Motivation Tip 1: Get Perspective!
You’ve probably heard the old saying “I’ll never use this knowledge in the real world.” It’s time to set the record straight once and for all—that saying is completely false!
When you start feeling like homework is a drag, it might help to start thinking about the reason you’re doing homework in the first place. The work you do now really is important, even though it’s probably hard to see sometimes.
In truth, your nightly homework is really work that will form the foundation for your future. Right now you are probably being forced to study topics that don’t interest you at all. It may seem cruel and unfair now, but it’s really an important and necessary “evil.”
Why? Because a strong foundation must include a good mix of ingredients. You see, you may not believe that you’ll need your algebra skills later in life, but algebra sets the stage for understanding principles of science, economics, and business.

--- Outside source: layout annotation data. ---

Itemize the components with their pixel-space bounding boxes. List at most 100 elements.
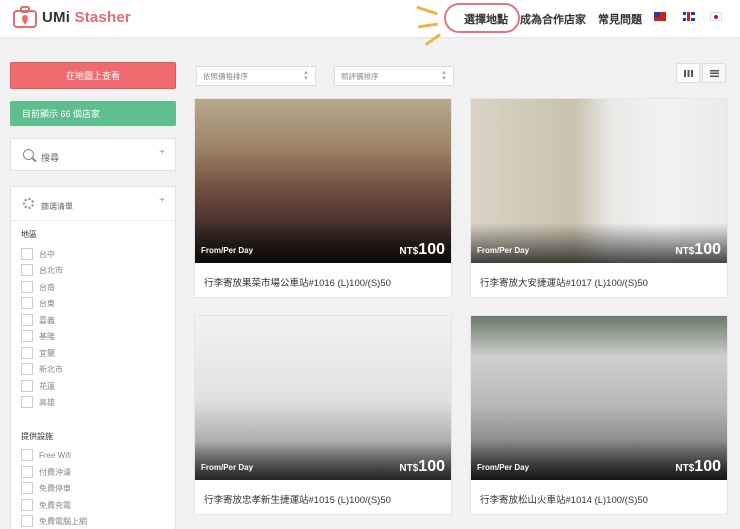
grid-view-button[interactable] (676, 63, 700, 83)
region-label: 宜蘭 (39, 348, 55, 358)
region-checkbox-row[interactable]: 台南 (21, 280, 55, 294)
logo-text-umi: UMi (42, 8, 71, 26)
facility-checkbox-row[interactable]: 免費電腦上網 (21, 514, 87, 528)
sort-by-rating-select[interactable]: 照評價排序 ▲ ▼ (334, 66, 454, 86)
callout-ray (417, 22, 439, 29)
region-checkbox-row[interactable]: 台東 (21, 296, 55, 310)
checkbox[interactable] (21, 466, 33, 478)
region-label: 花蓮 (39, 381, 55, 391)
facility-checkbox-row[interactable]: 付費沖澡 (21, 465, 71, 479)
region-checkbox-row[interactable]: 台北市 (21, 263, 63, 277)
listing-card[interactable]: From/Per Day NT$100 行李寄放松山火車站#1014 (L)10… (470, 315, 728, 515)
checkbox[interactable] (21, 449, 33, 461)
checkbox[interactable] (21, 330, 33, 342)
facility-checkbox-row[interactable]: Free Wifi (21, 448, 71, 462)
listing-card[interactable]: From/Per Day NT$100 行李寄放果菜市場公車站#1016 (L)… (194, 98, 452, 298)
callout-ray (416, 5, 438, 16)
checkbox[interactable] (21, 264, 33, 276)
region-label: 新北市 (39, 364, 63, 374)
checkbox[interactable] (21, 499, 33, 511)
region-checkbox-row[interactable]: 花蓮 (21, 379, 55, 393)
list-view-button[interactable] (702, 63, 726, 83)
region-checkbox-row[interactable]: 基隆 (21, 329, 55, 343)
nav-become-partner[interactable]: 成為合作店家 (520, 11, 586, 27)
list-icon (709, 69, 719, 77)
search-panel[interactable]: 搜尋 + (10, 138, 176, 171)
view-on-map-button[interactable]: 在地圖上查看 (10, 62, 176, 89)
grid-icon (683, 69, 693, 77)
filter-header[interactable]: 篩選清單 + (11, 187, 175, 221)
facility-checkbox-row[interactable]: 免費充電 (21, 498, 71, 512)
japan-flag-icon[interactable] (710, 12, 722, 21)
checkbox[interactable] (21, 380, 33, 392)
taiwan-flag-icon[interactable] (654, 12, 666, 21)
facility-label: 免費電腦上網 (39, 516, 87, 526)
facility-checkbox-row[interactable]: 免費停車 (21, 481, 71, 495)
checkbox[interactable] (21, 297, 33, 309)
listing-title[interactable]: 行李寄放忠孝新生捷運站#1015 (L)100/(S)50 (204, 492, 391, 506)
region-label: 嘉義 (39, 315, 55, 325)
checkbox[interactable] (21, 515, 33, 527)
price-currency: NT$ (675, 246, 695, 257)
region-checkbox-row[interactable]: 宜蘭 (21, 346, 55, 360)
sort-by-price-select[interactable]: 依照價格排序 ▲ ▼ (196, 66, 316, 86)
price-currency: NT$ (399, 246, 419, 257)
listing-title[interactable]: 行李寄放果菜市場公車站#1016 (L)100/(S)50 (204, 275, 391, 289)
expand-plus-icon[interactable]: + (159, 147, 165, 158)
price-currency: NT$ (675, 463, 695, 474)
price: NT$100 (399, 458, 445, 476)
price: NT$100 (675, 241, 721, 259)
price-amount: 100 (694, 241, 721, 258)
checkbox[interactable] (21, 281, 33, 293)
listing-photo[interactable]: From/Per Day NT$100 (471, 99, 727, 263)
region-checkbox-row[interactable]: 高雄 (21, 395, 55, 409)
facility-section-title: 提供設施 (21, 432, 53, 441)
select-arrows-icon: ▲ ▼ (303, 70, 309, 82)
checkbox[interactable] (21, 363, 33, 375)
region-label: 台北市 (39, 265, 63, 275)
checkbox[interactable] (21, 396, 33, 408)
region-checkbox-row[interactable]: 台中 (21, 247, 55, 261)
region-label: 台南 (39, 282, 55, 292)
listing-photo[interactable]: From/Per Day NT$100 (195, 99, 451, 263)
listing-title[interactable]: 行李寄放大安捷運站#1017 (L)100/(S)50 (480, 275, 648, 289)
checkbox[interactable] (21, 347, 33, 359)
sort-price-value: 依照價格排序 (203, 71, 248, 81)
sort-rating-value: 照評價排序 (341, 71, 379, 81)
expand-plus-icon[interactable]: + (159, 195, 165, 206)
logo[interactable]: UMi Stasher (12, 6, 131, 28)
price: NT$100 (675, 458, 721, 476)
nav-choose-location[interactable]: 選擇地點 (464, 11, 508, 27)
price-amount: 100 (418, 458, 445, 475)
region-checkbox-row[interactable]: 嘉義 (21, 313, 55, 327)
price-amount: 100 (694, 458, 721, 475)
listing-card[interactable]: From/Per Day NT$100 行李寄放忠孝新生捷運站#1015 (L)… (194, 315, 452, 515)
top-header: UMi Stasher 選擇地點 成為合作店家 常見問題 (0, 0, 740, 46)
search-icon (23, 149, 34, 160)
region-checkbox-row[interactable]: 新北市 (21, 362, 63, 376)
region-label: 高雄 (39, 397, 55, 407)
search-label: 搜尋 (41, 153, 60, 163)
filter-label: 篩選清單 (41, 202, 73, 211)
per-day-label: From/Per Day (477, 246, 530, 255)
per-day-label: From/Per Day (477, 463, 530, 472)
per-day-label: From/Per Day (201, 463, 254, 472)
listing-photo[interactable]: From/Per Day NT$100 (195, 316, 451, 480)
region-label: 台東 (39, 298, 55, 308)
listing-card[interactable]: From/Per Day NT$100 行李寄放大安捷運站#1017 (L)10… (470, 98, 728, 298)
facility-label: Free Wifi (39, 450, 71, 460)
listing-title[interactable]: 行李寄放松山火車站#1014 (L)100/(S)50 (480, 492, 648, 506)
select-arrows-icon: ▲ ▼ (441, 70, 447, 82)
checkbox[interactable] (21, 314, 33, 326)
region-label: 台中 (39, 249, 55, 259)
listing-photo[interactable]: From/Per Day NT$100 (471, 316, 727, 480)
checkbox[interactable] (21, 248, 33, 260)
region-label: 基隆 (39, 331, 55, 341)
uk-flag-icon[interactable] (683, 12, 695, 21)
callout-ray (424, 33, 442, 46)
per-day-label: From/Per Day (201, 246, 254, 255)
nav-faq[interactable]: 常見問題 (598, 11, 642, 27)
checkbox[interactable] (21, 482, 33, 494)
facility-label: 付費沖澡 (39, 467, 71, 477)
price: NT$100 (399, 241, 445, 259)
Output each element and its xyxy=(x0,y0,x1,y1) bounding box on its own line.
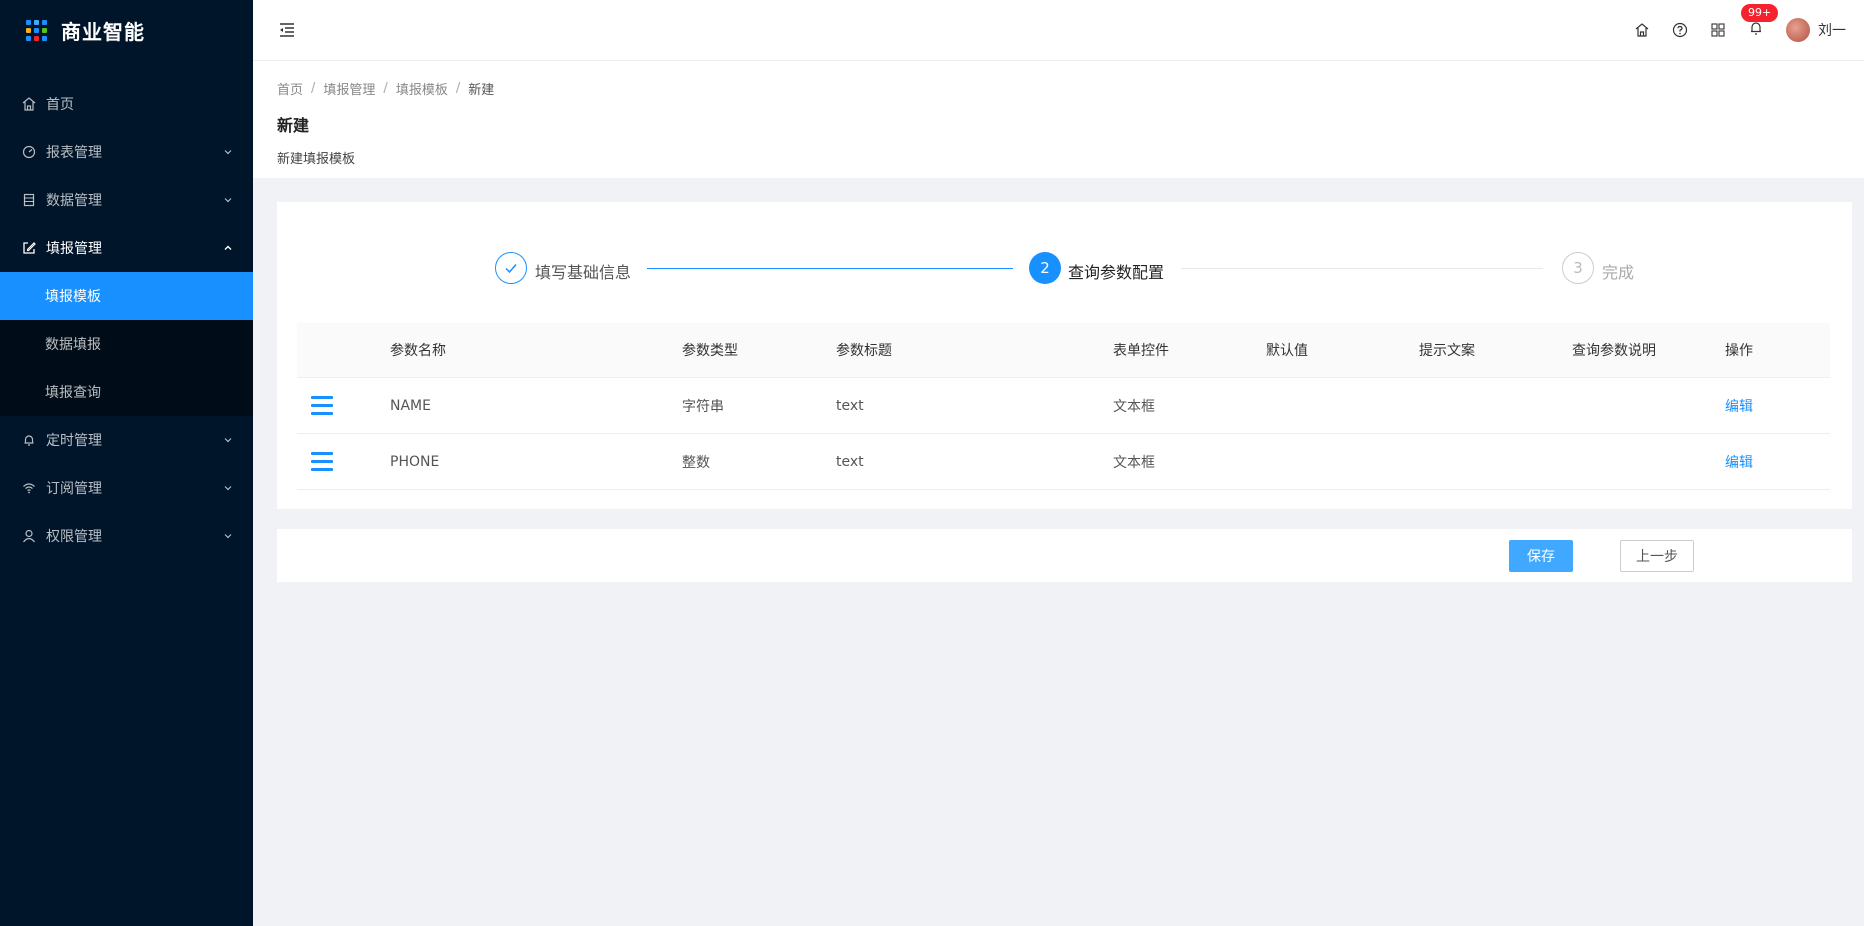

It’s the same for English homework. You’ll need those skills desperately in college, and you’ll certainly need them to succeed in the world.
Motivation Tip 2: Get an Attitude!
Are you a math whiz? A great writer? Are you artistic—or maybe good at solving puzzles?
Most students have a special talent in one particular area, so they enjoy doing homework in that topic. The problem comes when they avoid doing the other stuff. Sound familiar?
The good news is that you don’t need to love everything. Just pick one area you love and become the self-appointed expert in your school. Get a serious attitude!
Think of yourself as the very best at that one topic, and then make it a reality. For inspiration, you can create a web site or perhaps a series of podcasts about your topic. Become a star!
Once you become the expert in your field, you will gain confidence in yourself and become more tolerant of the topics you don’t enjoy so much. You’ll start thinking of all your least favorite topics as “supporting” actors in your quest for a career in the area you love.
Motivation Tip 3: Get Competitive!
This problem could be real or imagined. Either way, this problem is the best kind! If you have a competitive spirit, you can have a lot of fun with this one.
If you think you’re at a disadvantage to other students, you can turn things around by getting a competitive attitude.
Think of every project as a challenge and set out to do your assignment better than anybody else. Try to surprise everyone—including the teacher—by doing outstanding work.
If you feel like you are part of a misfit crowd, then it might help to team up with a friend or two. Put your heads together and plot to outdo the popular crowd. You’ll find that this can be very inspiring!
Motivation Tip 4: Get Your Eye on the Prize!
If you get bored just thinking about homework, then you may need to focus on setting and reaching goals.
For instance, if you are having trouble getting started on a big science project, then divide your project into steps. Then, reward yourself each time you finish a step successfully. Your first step could be library research.
Set a time line for visiting the library and completing your research. Think of a good way to reward yourself, like a frothy iced coffee drink or another favorite treat. Then focus on the prize and make it happen!
Your parents will probably support you in this endeavor. Just ask!
There are many variations to the “eye on the prize” system. You may want to create a dream box or a bulletin board with pictures of big prizes, like the college of your dreams. Fill the box or board with the objects of your dreams and make a habit of looking at them often.
Motivation Tip 5: Get Support!
It’s unfortunate but true that some students don’t receive much encouragement or support when it comes to school work. Some students don’t have any encouragement from family or don’t even have any family at all.
But that doesn’t mean nobody cares.
There are lots of people who care very much that you succeed in school. Just think about it—this web site wouldn’t exist if somebody didn’t want you to succeed.
There are many people who care. People in your school have a big stake in your success. They are judged on your performance. If you don’t do well, they don’t do well.
Adults from all walks of life are concerned about education and the plight of students just like you. The state of education is a big topic of discussion and debate among adults. If you feel like you don’t get support at home, then find an education forum and talk about it.